With your knees and those of your hubby it sounds like this isn't quite as feasible for you.
W

Jedi
01-20-2009, 05:00 PM
I have been out of the loop for the past 2 years, as I moved out to the hinterlands, a good hour away from the dojo where I normally practice. While I have managed to make it there occasionally, due to job and family constraints it has not been feasible to make it there even a couple of times a month. I am very frustrated to say the least.

So, my husband made the offer to practice with me at home. He's practiced only for a couple of years on and off, but is a good egg and willing to try. We don't exactly have the best space in the world for this, but do have a loft area in our house that measures about 14 x 14 and we have talked about putting mats down on the whole space and converting it into a home dojo for the two of us. Has anyone had experience having a place to practice in their own home, with limited training partners (we might be able to get friends out once in awhile)? If you have, how have you practiced?

At this point, just doing gentle pins is good (husband has bad knee, I no longer have an operational ACL brace and tore that ligament years ago so it is weak and the brace was a good source of stability). So, we can do a lot of basics without vigorous ukemi, but there is just the two of us. I would love to hear recommendations from anyone who has faced being in a place that practice at a dojo was just a bit logistically difficult and tried to do this from their home.

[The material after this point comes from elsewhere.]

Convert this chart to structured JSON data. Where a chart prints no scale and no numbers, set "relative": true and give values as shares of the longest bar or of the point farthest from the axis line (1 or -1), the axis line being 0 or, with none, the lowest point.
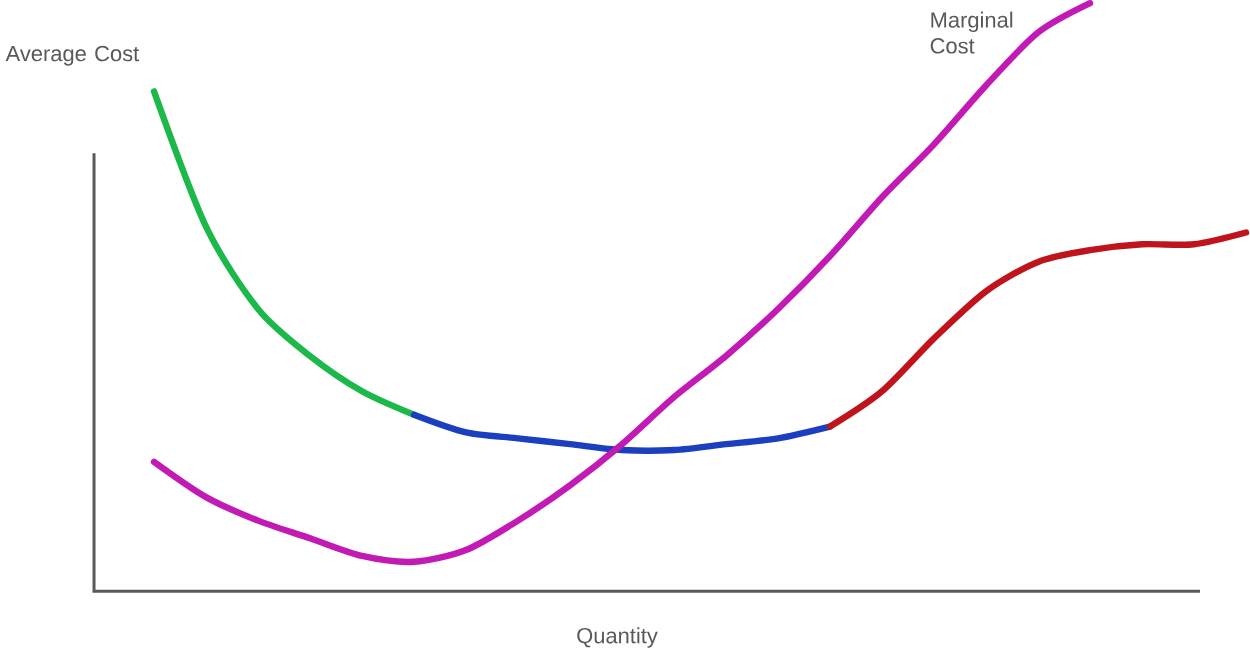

Any input is greatly appreciated!
Rachel:

I and my wife Karen have been practicing aikido and Roppokai in our garage dojo (9 Swain mats) once or twice a week for almost 4 years. We have also had Roppokai workshops 2 or 3 times a year (between 4 and 8 participants at a time). For safety reasons, we don't have two pairs throwing at the same time. Basic suwariwaza and non-throwing techniques work fine.

We don't teach at our dojo (though a weekly Roppokai study group meets at our place), as we teach aikido at a separate nearby dojo. Best part about a home dojo is that it is right there, you don't have to travel in rush hour traffic, and you can suit the training to the way you prefer - we sometimes like to sit in zazen before practice. It is good to have some experience before going out on your own like this, so one doesn't distort the techniques too much. Difficult part is it requires self-discipline - if you don't have any outside dojo to teach or train at, it requires self-discipline to even drag yourself to the garage.

One other thing is doing weapons work is harder - especially jo and iaido-type work unless you are mindful of short ceilings (our problem).

Overall, a very good experience. If you and your husband wish to do it, go for it - it is a good way to also work on skills that one is weak at, and patiently study techniques with an understanding partner - sometimes that may not happen in a dojo setting - we got an extra gymnastic mat so my wife could practice koshi nages on me for her nidan test!! We actually felt just two people training together has provided us many insights into techniques, and lack of partners was not a problem - again, supplement it with some outside training to refine waza, and to play with other body types.

Best regards and good luck

Jaideep Mukherjee, Ph. D.
Sensei, Yuwakan.com

Will Prusner
01-21-2009, 02:39 AM
We just have to put up a dog gate at the top of the loft so no dogs come up.